The Oleander Festival Celebrates The Return of The Oleander City 

The Origin of Galveston's Oleander

The Oleander City is a is a true perennial.

Each spring Texas comes alive and is blanketed with Bluebonnets. The State Flower of Texas. During this time the Island of Galveston blossoms with the Oleander.

This beautiful flowery shrub has thousands of years of history. It was brought to Galveston by one of its earliest merchants in the 1840s. The merchants relatives began growing and planting the flower throughout the island.




      Oleander and the Oleander Festival


George Sealy Jr., was the nephew of John Sealy a prominent Galveston Banker. George Sealy was also a leading authority on cross pollination of oleander.

Mr. Sealy established a 14 acre Oleander nursery on Galveston. Here he cultivated sixty different varieties of oleander. He was a major influence in Galveston becoming known as, The Oleander City.

His mother, Magnolia Willis Sealy, was a prominent civic leader. Mrs. Sealy opened her opulent home to hundreds of hurricane survivors. It is said many of them actually washed up on her steps.

Mrs. Sealy was one of the first Officers for the, Women’s Health Protective Association (WHPA) on the Island.

These leaders formed a very powerful, effective group. Together they worked creating a sanitary and more beautiful Galveston in the wake of the Great Storm.
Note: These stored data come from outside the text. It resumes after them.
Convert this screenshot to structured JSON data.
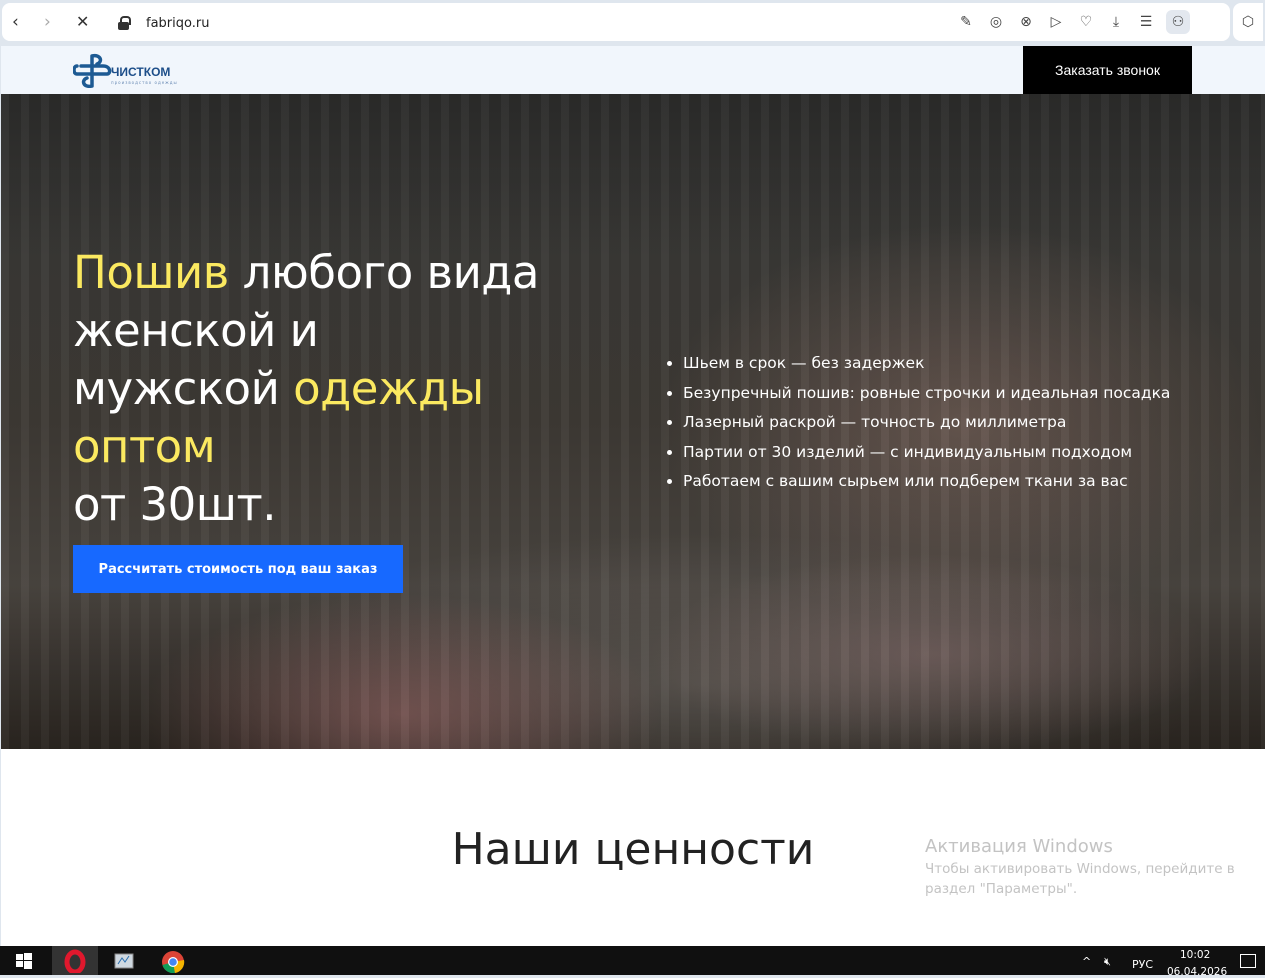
{
  "browser": {
    "url": "fabriqo.ru",
    "back": "‹",
    "forward": "›",
    "stop": "✕",
    "toolbar_icons": [
      "edit-icon",
      "camera-icon",
      "shield-x-icon",
      "send-icon",
      "heart-icon",
      "download-icon",
      "menu-icon",
      "profile-icon"
    ]
  },
  "header": {
    "logo_text": "ЧИСТКОМ",
    "logo_sub": "производство одежды",
    "call_button": "Заказать звонок"
  },
  "hero": {
    "title_parts": [
      "Пошив",
      "любого вида",
      "женской и",
      "мужской",
      "одежды оптом",
      "от 30шт."
    ],
    "bullets": [
      "Шьем в срок — без задержек",
      "Безупречный пошив: ровные строчки и идеальная посадка",
      "Лазерный раскрой — точность до миллиметра",
      "Партии от 30 изделий — с индивидуальным подходом",
      "Работаем с вашим сырьем или подберем ткани за вас"
    ],
    "cta": "Рассчитать стоимость под ваш заказ",
    "accent": "#fbe960",
    "button_color": "#1769ff"
  },
  "values": {
    "title": "Наши ценности"
  },
  "watermark": {
    "title": "Активация Windows",
    "text1": "Чтобы активировать Windows, перейдите в",
    "text2": "раздел \"Параметры\"."
  },
  "taskbar": {
    "lang": "РУС",
    "time": "10:02",
    "date": "06.04.2026"
  }
}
The group invited women of all economic classes to participate and help.

In 1912, WHPA planted an estimated 10,000 trees, along with 2500 Oleanders in the City of Galveston.

 In 1921 the first Oleander Festival was celebrated.  It signified the rebirth of Galveston after the 1900 Hurricane. Since that time it has been an annual event held each May.



Oleander a Totem for Galveston


In 79 AD, a city was lost to the world. It remained buried for over 16 centuries. Buried within the city were two thousand victims of the disaster.Discovery and excavation of it started in the late 1600s.

During the excavation fresco's of oleander were found painted on walls. And within the petrified ground of flower beds the roots of oleander were discovered.

Some think the popularity of oleander was that it could produce inebriating honey. This honey made possible from the red flowering oleander. In everyday terms, you could get drunk from honey that bees produced from it.

I think people planted it because it's beautiful. And it smells wonderful on the springtime air. It smell’s even sweeter perfuming a sea breeze on Galveston.

The beautiful City of Galveston was almost lost forever. Its similarity to Pompeii with surviving remnants of oleander are  poignant.

Recently Galveston Oleanders survived Hurricane Ike. Ike flooded the island and killed old oak trees, but Oleander still flourish here.